Perguntas e respostas sobre Seguro de Responsabilidade Civil

Como Funciona o Seguro de Responsabilidade Civil Geral?

O Seguro de Responsabilidade Civil Geral tem por escopo indenizar o segurado das quantias pelas quais vier a ser responsável civilmente, em sentença judicial transitada em julgado ou em acordo autorizado de modo expresso pela Seguradora, relativas a reparações por danos involuntários, corporais e/ou materiais causados a terceiros, ocorridos durante a vigência da apólice (ou, conforme o caso, em período anterior) e que decorram de riscos cobertos nos termos da apólice.

 

A cobertura básica prevista no Seguro de Responsabilidade Civil Geral abrange também as eventuais despesas judiciais e/ou extrajudiciais com a defesa do segurado, desde que autorizadas pela seguradora. Portanto, custas judiciais, custas decorrentes de procedimentos arbitrais, honorários advocatícios, despesas com perícias, investigações, etc., geralmente estão cobertas pela apólice de Seguro de Responsabilidade Civil Geral.

 

Importante lembrar que as apólices de Seguro de Responsabilidade Civil Geral são normalmente à base de reclamação, ou seja, cobrem danos a terceiros reclamados por estes durante a vigência da apólice, durante um período complementar (geralmente de 1 anos após o término da apólice) ou durante um prazo suplementar subsequente, se contratado (normalmente de 1 ano após o término do prazo complementar).

 

No entanto, deve-se atentar para o fato de que a ação ou omissão que deu origem à reclamação deverá ter ocorrido durante a vigência da apólice ou durante o período de retroatividade, se contratado.

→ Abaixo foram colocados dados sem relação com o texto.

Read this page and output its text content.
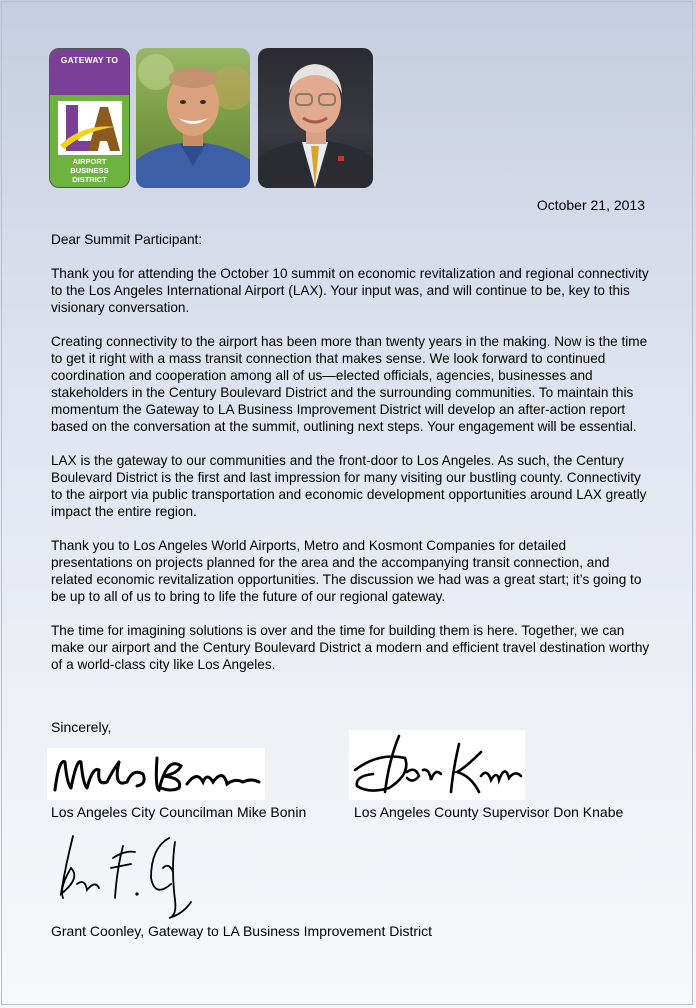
GATEWAY TO
AIRPORT
BUSINESS
DISTRICT
October 21, 2013

Dear Summit Participant:

Thank you for attending the October 10 summit on economic revitalization and regional connectivity to the Los Angeles International Airport (LAX). Your input was, and will continue to be, key to this visionary conversation.

Creating connectivity to the airport has been more than twenty years in the making. Now is the time to get it right with a mass transit connection that makes sense. We look forward to continued coordination and cooperation among all of us—elected officials, agencies, businesses and stakeholders in the Century Boulevard District and the surrounding communities. To maintain this momentum the Gateway to LA Business Improvement District will develop an after-action report based on the conversation at the summit, outlining next steps. Your engagement will be essential.

LAX is the gateway to our communities and the front-door to Los Angeles. As such, the Century Boulevard District is the first and last impression for many visiting our bustling county. Connectivity to the airport via public transportation and economic development opportunities around LAX greatly impact the entire region.

Thank you to Los Angeles World Airports, Metro and Kosmont Companies for detailed presentations on projects planned for the area and the accompanying transit connection, and related economic revitalization opportunities. The discussion we had was a great start; it’s going to be up to all of us to bring to life the future of our regional gateway.

The time for imagining solutions is over and the time for building them is here. Together, we can make our airport and the Century Boulevard District a modern and efficient travel destination worthy of a world-class city like Los Angeles.

Sincerely,
Los Angeles City Councilman Mike Bonin	Los Angeles County Supervisor Don Knabe
Grant Coonley, Gateway to LA Business Improvement District
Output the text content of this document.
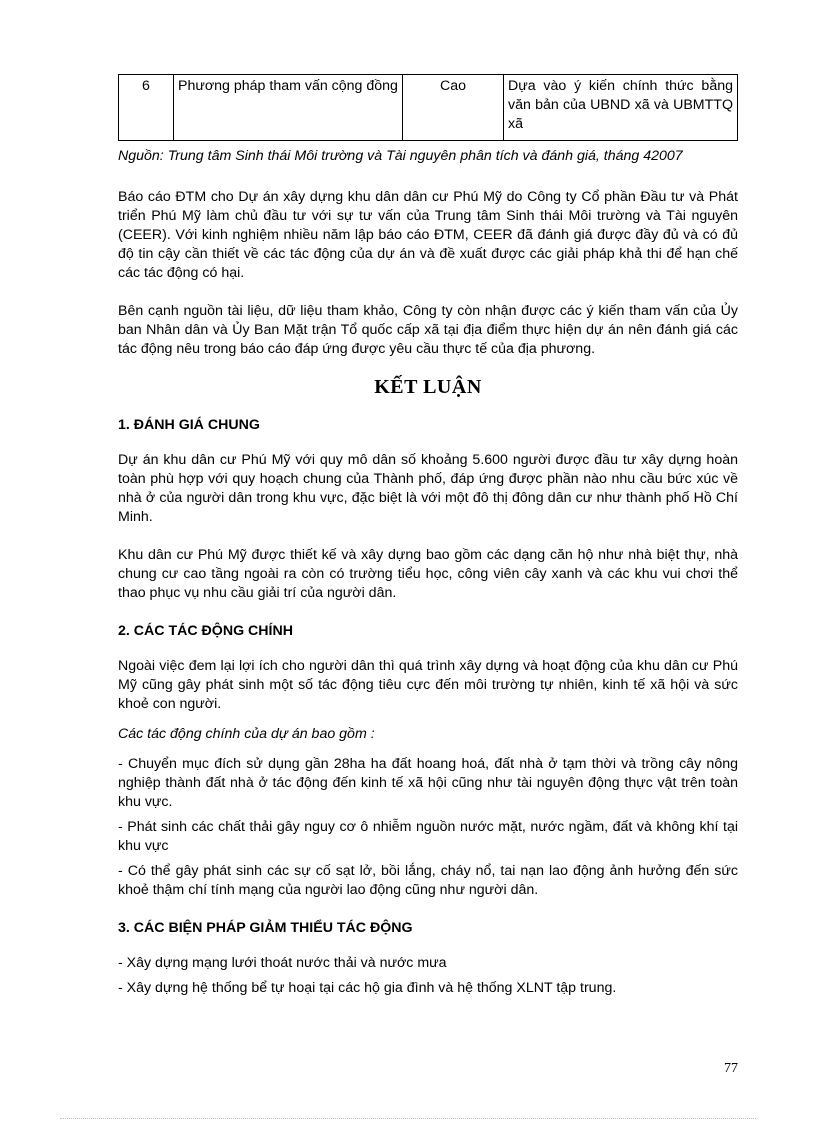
6	Phương pháp tham vấn cộng đồng	Cao	Dựa vào ý kiến chính thức bằng văn bản của UBND xã và UBMTTQ xã

Nguồn: Trung tâm Sinh thái Môi trường và Tài nguyên phân tích và đánh giá, tháng 42007

Báo cáo ĐTM cho Dự án xây dựng khu dân dân cư Phú Mỹ do Công ty Cổ phần Đầu tư và Phát triển Phú Mỹ làm chủ đầu tư với sự tư vấn của Trung tâm Sinh thái Môi trường và Tài nguyên (CEER). Với kinh nghiệm nhiều năm lập báo cáo ĐTM, CEER đã đánh giá được đầy đủ và có đủ độ tin cậy cần thiết về các tác động của dự án và đề xuất được các giải pháp khả thi để hạn chế các tác động có hại.

Bên cạnh nguồn tài liệu, dữ liệu tham khảo, Công ty còn nhận được các ý kiến tham vấn của Ủy ban Nhân dân và Ủy Ban Mặt trận Tổ quốc cấp xã tại địa điểm thực hiện dự án nên đánh giá các tác động nêu trong báo cáo đáp ứng được yêu cầu thực tế của địa phương.

KẾT LUẬN
1. ĐÁNH GIÁ CHUNG

Dự án khu dân cư Phú Mỹ với quy mô dân số khoảng 5.600 người được đầu tư xây dựng hoàn toàn phù hợp với quy hoạch chung của Thành phố, đáp ứng được phần nào nhu cầu bức xúc về nhà ở của người dân trong khu vực, đặc biệt là với một đô thị đông dân cư như thành phố Hồ Chí Minh.

Khu dân cư Phú Mỹ được thiết kế và xây dựng bao gồm các dạng căn hộ như nhà biệt thự, nhà chung cư cao tầng ngoài ra còn có trường tiểu học, công viên cây xanh và các khu vui chơi thể thao phục vụ nhu cầu giải trí của người dân.

2. CÁC TÁC ĐỘNG CHÍNH

Ngoài việc đem lại lợi ích cho người dân thì quá trình xây dựng và hoạt động của khu dân cư Phú Mỹ cũng gây phát sinh một số tác động tiêu cực đến môi trường tự nhiên, kinh tế xã hội và sức khoẻ con người.

Các tác động chính của dự án bao gồm :

- Chuyển mục đích sử dụng gần 28ha ha đất hoang hoá, đất nhà ở tạm thời và trồng cây nông nghiệp thành đất nhà ở tác động đến kinh tế xã hội cũng như tài nguyên động thực vật trên toàn khu vực.

- Phát sinh các chất thải gây nguy cơ ô nhiễm nguồn nước mặt, nước ngầm, đất và không khí tại khu vực

- Có thể gây phát sinh các sự cố sạt lở, bồi lắng, cháy nổ, tai nạn lao động ảnh hưởng đến sức khoẻ thậm chí tính mạng của người lao động cũng như người dân.

3. CÁC BIỆN PHÁP GIẢM THIỂU TÁC ĐỘNG

- Xây dựng mạng lưới thoát nước thải và nước mưa

- Xây dựng hệ thống bể tự hoại tại các hộ gia đình và hệ thống XLNT tập trung.

77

Portanto, embora o sinistro possa ser avisado no curso do prazo complementar ou suplementar, o ato danoso necessariamente deverá ter ocorrido durante a vigência da apólice ou durante o período de retroatividade.

 

Adicionalmente ao acima, é possível ainda que a apólice seja à base de reclamação com notificação, neste caso é possível ao segurado registrar formalmente, junto à seguradora, fatos ou circunstâncias potencialmente danosos, cobertos pelo seguro, mas ainda não reclamados, vinculando a apólice então vigente a reclamações futuras que vierem a ser apresentadas por terceiros prejudicados. Neste caso, a seguradora estará obrigada a dar cobertura ao segurado ainda que a reclamação seja feita após a expiração da apólice, do prazo suplementar e, se aplicável, do prazo suplementar.